Algunos apuntes sobre la vida en pareja autista

Este último domingo, Ernesto Reaño ha presentado el vídeo Autismo y vida en pareja, con el cual busca que el público tenga en claro algunos asuntos que corresponden al ejercicio de la sexualidad y del amor en personas autistas.

Se puede apreciar que el material menciona muchos problemas en cuanto a cómo vemos la sexualidad y el querer tener una pareja o familia. Primero, el hecho de que una persona autista es alguien libre de cualquier deseo sexual, vuelto así por su condición (este mito ya ha sido discutido en profundidad). Junto con esto, la idea de la “niñez eterna”, el seguir pensando que los individuos autistas ven interrumpido su desarrollo, en vez de cambiado, y el usual tabú contra hablar abiertamente sobre sexualidad llevan a una gran laguna en los conocimientos de tal aspecto adulto en nuestra realidad. Como indica Reaño, sobrepasar tales límites se vuelve imprescindible.

Silvina Peirano da algunos alcances sobre la raíz de tal problema. Al verse “privadas” de habilidades sociales dadas por sentado en la mayoría de la población, se ve a tales personas autistas como dependientes básicamente de su aspecto espiritual (esto se profundiza cuando es una persona no hablante o una persona con dificultades cognoscitivas) para sobrevivir. Y a tal percepción, se sigue la idea de que el sexo y la reproducción, elementos considerados “impuros” dentro de buena parte de la cultura occidental, están fuera de aquella vida más “limitada” (otros individuos con discapacidades o neurodivergentes son vistos como híper sexuales descontrolados, siguiendo con la lógica de la sexualidad como un elemento fuera de su comprensión y control).

Otro prejuicio relacionado con los anteriores, expuesto por Peirano, consiste en la ausencia de privacidad.
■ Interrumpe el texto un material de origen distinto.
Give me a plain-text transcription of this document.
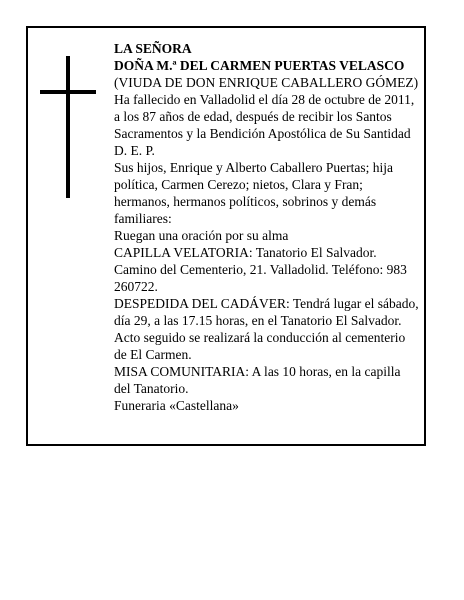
LA SEÑORA

DOÑA M.ª DEL CARMEN PUERTAS VELASCO

(VIUDA DE DON ENRIQUE CABALLERO GÓMEZ)

Ha fallecido en Valladolid el día 28 de octubre de 2011, a los 87 años de edad, después de recibir los Santos Sacramentos y la Bendición Apostólica de Su Santidad D. E. P.

Sus hijos, Enrique y Alberto Caballero Puertas; hija política, Carmen Cerezo; nietos, Clara y Fran; hermanos, hermanos políticos, sobrinos y demás familiares:

Ruegan una oración por su alma

CAPILLA VELATORIA: Tanatorio El Salvador. Camino del Cementerio, 21. Valladolid. Teléfono: 983 260722.

DESPEDIDA DEL CADÁVER: Tendrá lugar el sábado, día 29, a las 17.15 horas, en el Tanatorio El Salvador. Acto seguido se realizará la conducción al cementerio de El Carmen.

MISA COMUNITARIA: A las 10 horas, en la capilla del Tanatorio.

Funeraria «Castellana»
Al verse el autismo como una “niñez eterna”, tales individuos necesitan una supervisión permanente, una supervisión que requiere que no tengan tiempo para sí. Eso, o cualquier forma de intimidad es un peligro inminente, no solo para sí mismos, sino para las personas que los rodean. Tampoco olvidemos el prejuicio de que una persona neurodivergente o con discapacidades tienen otras prioridades frente a la sexualidad o a la idea de tener familia.

¿Cuál sería la solución? Cambiar toda esta mentalidad tomará tiempo en cambiar, pero se pueden dar pasos importantes. Como señala Reaño, y vale la pena repetirlo, debemos librarnos de tabúes, reconocer que la sexualidad y la posible vida en pareja son partes de toda vida humana que debemos esperar y actuar adecuadamente, saber guiar (del mismo modo, debemos saber cuándo será el momento en que tales preguntas aparecerán). Del mismo modo, como lo indica Peirano, la clave se encuentra en resaltar esas otras sexualidades, en que no existe una sola forma de establecer tales relaciones y la perspectiva de quienes son considerados “diferentes” resulta imprescindible; dicha nueva perspectiva necesita existir en el mismo sistema educativo.

Esperamos que, en el futuro más cercano, podamos comentar con mucho más optimismo la realidad de la sexualidad y la vida en pareja de las personas autistas.